ONTARIO — In 1979, when some people thought Ontario International Airport was either a boondocks airstrip or located somewhere in Canada, about 17 million pounds of air freight moved off its Tarmac.
These days, the airport handles more than a million pounds a day ranging from letters and parcels to race horses and jet engines, making it the 16th-busiest air freight center in the nation, officials said.
But the booming cargo business here is regarded as anything but a cause for celebration among airport authorities and Ontario city officials.
In what is shaping up to be a conflict between packages and passengers, growing fleets of "flying freight trains" belonging to carriers including United Parcel Service, Federal Express and Emery Worldwide are threatening to gobble up flight operations capacity (takeoffs and landings) originally reserved for travelers, authorities said.
'All Kinds of Business'
"Air cargo is not necessarily what Ontario International envisioned itself as doing," Ontario Mayor Howard Snyder said. "We've always welcomed all kinds of business out here but it becomes a problem when a priority is put on freight haulers, as opposed to trying to cope with passenger requirements, that will be even greater in years to come."
Snyder and some airport officials fear that additional freight traffic could hold up construction of a $200-million passenger terminal here. As it stands, the Inland Empire airport, which serves one of the fastest-growing regions in the nation, is moving nearly twice the 2.5 million annual passengers it was designed to handle.
The problem stems from a limitation on operations set in 1979 under an air quality certificate issued by the California Air Resources Board. It stipulated that the airport handle no more than 12 million passengers a year or 125,000 annual takeoffs and landings.
The airport had requested permission at that time to build an additional runway, and the limitations were designed to mitigate concerns about the air pollution that increased aircraft and automobile traffic would create, officials said.
The limitations were largely based on a belief then that air carriers were moving toward larger jets that would enable airports to move more passengers with fewer flights.

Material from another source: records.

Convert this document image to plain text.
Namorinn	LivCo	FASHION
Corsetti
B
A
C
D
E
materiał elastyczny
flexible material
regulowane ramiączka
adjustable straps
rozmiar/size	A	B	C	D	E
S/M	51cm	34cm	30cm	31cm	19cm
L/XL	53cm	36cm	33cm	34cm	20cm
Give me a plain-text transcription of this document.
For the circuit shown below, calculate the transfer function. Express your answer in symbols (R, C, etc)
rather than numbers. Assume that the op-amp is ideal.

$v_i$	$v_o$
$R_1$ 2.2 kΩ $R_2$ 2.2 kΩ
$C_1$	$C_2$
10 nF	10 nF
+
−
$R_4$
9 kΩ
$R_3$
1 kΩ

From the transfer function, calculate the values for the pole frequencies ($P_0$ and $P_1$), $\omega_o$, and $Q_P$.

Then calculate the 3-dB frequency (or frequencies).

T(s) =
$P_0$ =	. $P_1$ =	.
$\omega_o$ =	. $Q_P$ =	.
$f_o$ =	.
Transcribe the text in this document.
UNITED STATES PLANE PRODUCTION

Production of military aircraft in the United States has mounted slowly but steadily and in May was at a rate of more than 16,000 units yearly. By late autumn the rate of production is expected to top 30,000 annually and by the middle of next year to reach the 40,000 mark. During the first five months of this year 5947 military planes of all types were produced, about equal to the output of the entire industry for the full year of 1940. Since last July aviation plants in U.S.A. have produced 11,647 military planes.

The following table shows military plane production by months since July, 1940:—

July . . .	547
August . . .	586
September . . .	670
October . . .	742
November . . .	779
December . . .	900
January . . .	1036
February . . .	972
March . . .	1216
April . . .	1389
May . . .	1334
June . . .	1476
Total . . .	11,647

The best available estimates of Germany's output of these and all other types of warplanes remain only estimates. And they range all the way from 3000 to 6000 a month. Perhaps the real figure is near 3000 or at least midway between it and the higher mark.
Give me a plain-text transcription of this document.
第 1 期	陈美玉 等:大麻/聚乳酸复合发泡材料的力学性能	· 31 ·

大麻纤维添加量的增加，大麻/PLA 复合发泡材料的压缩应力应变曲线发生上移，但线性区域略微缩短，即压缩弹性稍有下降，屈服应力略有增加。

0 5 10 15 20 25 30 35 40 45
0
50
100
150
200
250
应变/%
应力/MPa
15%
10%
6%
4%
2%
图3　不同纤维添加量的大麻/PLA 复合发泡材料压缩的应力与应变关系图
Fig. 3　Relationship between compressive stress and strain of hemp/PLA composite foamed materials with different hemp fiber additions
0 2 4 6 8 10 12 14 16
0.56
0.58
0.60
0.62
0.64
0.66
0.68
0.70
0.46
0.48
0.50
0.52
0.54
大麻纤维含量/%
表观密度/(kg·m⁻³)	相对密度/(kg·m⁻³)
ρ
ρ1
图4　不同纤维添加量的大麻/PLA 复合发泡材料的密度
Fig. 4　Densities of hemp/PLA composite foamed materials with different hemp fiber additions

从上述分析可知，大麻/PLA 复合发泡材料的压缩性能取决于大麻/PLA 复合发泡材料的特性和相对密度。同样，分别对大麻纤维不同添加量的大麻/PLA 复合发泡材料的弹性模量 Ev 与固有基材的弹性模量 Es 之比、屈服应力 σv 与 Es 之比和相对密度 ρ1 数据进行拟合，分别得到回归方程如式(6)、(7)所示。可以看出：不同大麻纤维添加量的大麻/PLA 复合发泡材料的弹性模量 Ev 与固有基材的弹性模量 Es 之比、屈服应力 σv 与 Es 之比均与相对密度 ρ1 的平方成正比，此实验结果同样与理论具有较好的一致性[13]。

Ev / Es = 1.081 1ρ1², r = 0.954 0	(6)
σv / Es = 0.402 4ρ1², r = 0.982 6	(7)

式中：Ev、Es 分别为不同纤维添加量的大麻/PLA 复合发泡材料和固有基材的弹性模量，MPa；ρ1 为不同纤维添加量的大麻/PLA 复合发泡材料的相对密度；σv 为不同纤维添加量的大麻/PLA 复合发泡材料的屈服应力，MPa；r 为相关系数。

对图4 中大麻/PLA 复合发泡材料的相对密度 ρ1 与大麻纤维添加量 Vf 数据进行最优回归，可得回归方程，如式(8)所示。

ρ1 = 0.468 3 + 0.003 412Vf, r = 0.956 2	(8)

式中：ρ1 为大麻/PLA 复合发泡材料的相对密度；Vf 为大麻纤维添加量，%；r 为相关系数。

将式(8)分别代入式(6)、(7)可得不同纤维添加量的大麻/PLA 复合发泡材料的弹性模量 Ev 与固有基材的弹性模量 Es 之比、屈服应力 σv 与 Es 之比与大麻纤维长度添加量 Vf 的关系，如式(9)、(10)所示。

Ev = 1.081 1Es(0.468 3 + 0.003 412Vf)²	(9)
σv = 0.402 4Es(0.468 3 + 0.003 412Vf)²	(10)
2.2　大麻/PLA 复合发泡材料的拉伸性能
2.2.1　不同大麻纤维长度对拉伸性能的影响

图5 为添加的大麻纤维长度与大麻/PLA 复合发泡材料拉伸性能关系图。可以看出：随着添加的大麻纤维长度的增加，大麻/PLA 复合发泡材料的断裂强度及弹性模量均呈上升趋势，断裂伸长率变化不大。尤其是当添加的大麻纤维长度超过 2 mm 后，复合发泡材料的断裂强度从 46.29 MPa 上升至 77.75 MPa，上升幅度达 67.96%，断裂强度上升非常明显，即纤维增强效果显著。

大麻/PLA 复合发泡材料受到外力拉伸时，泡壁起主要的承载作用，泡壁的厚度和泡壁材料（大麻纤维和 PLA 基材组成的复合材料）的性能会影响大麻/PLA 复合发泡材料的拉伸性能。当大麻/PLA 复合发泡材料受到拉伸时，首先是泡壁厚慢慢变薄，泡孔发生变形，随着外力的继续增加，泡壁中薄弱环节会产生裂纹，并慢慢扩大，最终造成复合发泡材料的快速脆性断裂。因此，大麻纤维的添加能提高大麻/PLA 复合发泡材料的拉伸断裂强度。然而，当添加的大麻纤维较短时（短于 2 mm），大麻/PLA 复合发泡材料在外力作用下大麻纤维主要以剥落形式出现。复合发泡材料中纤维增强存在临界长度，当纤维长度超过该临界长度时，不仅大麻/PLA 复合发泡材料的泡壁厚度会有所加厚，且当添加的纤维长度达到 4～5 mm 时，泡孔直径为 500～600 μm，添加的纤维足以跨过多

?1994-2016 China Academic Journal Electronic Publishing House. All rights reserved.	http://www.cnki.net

But that is not what happened. Neither airport authorities nor ARB officials anticipated that cargo carriers would flock to Ontario airport in search of room to expand their business and to escape the congestion and automotive snarls at Los Angeles International Airport that can cause delays in delivery.
Nor did they figure that deregulation of the airline industry would unleash a trend toward short-haul, hub flights using smaller and more fuel-efficient aircraft, a development that has resulted in more flights per day.
Approaching the Limit
Both phenomena combined to increase the numbers of takeoffs and landings at the airport, which at 96,000 are now approaching the limit. Today, air freighters account for about 10% of the Ontario airport's takeoffs and landings, airport officials said. By comparison, they said air freighters account for about 2% of LAX's 500,000 annual operations, although total volumes there are much larger.
Los Angeles Department of Airport authorities, who oversee international airport operations in Los Angeles and Ontario, have already begun preliminary discussions with ARB officials aimed at having the cap on operations lifted.
"We're hoping the ARB will say we can keep the 12 million annual passengers limit and drop the 125,000 operations cap," said Michael Di Girolamo, Ontario airport manager. "We can handle the people and the freight both if the cap on aircraft movement is lifted."
ARB spokesman William Sessa said the issue will be given serious attention when airport authorities provide the state agency with a formal proposal.
But the prospect of being turned down is already making many people nervous.
"The new terminal would be a waste of money if we found out that the ARB was not going to amend the certificate and hold us to 125,000 operations a year," Los Angeles City Atty. Jerry Montgomery said. "Every air freight flight gobbles up an operation that doesn't count toward Ontario passengers whatsoever."
Rick Wells, supervising transportation planner at the Los Angeles Department of Airports, agreed. "Development at Ontario is at a standstill until we get this issue resolved with the ARB," Wells said.
Meanwhile, UPS, which creates 80% of the air freight business at Ontario, is charging ahead with plans to build a $53-million sorting and distribution hub here on 163 acres of property adjacent to the airport, said Ken Sternad, spokesman for the delivery company. The facility would create 1,200 jobs in the area and an estimated annual payroll of $29 million, he said.
"We are going to be bringing packages into Ontario from all over the world," Sternad said. "We currently have 11 flights a day . . . and we will be going up to 22 a day by 1995."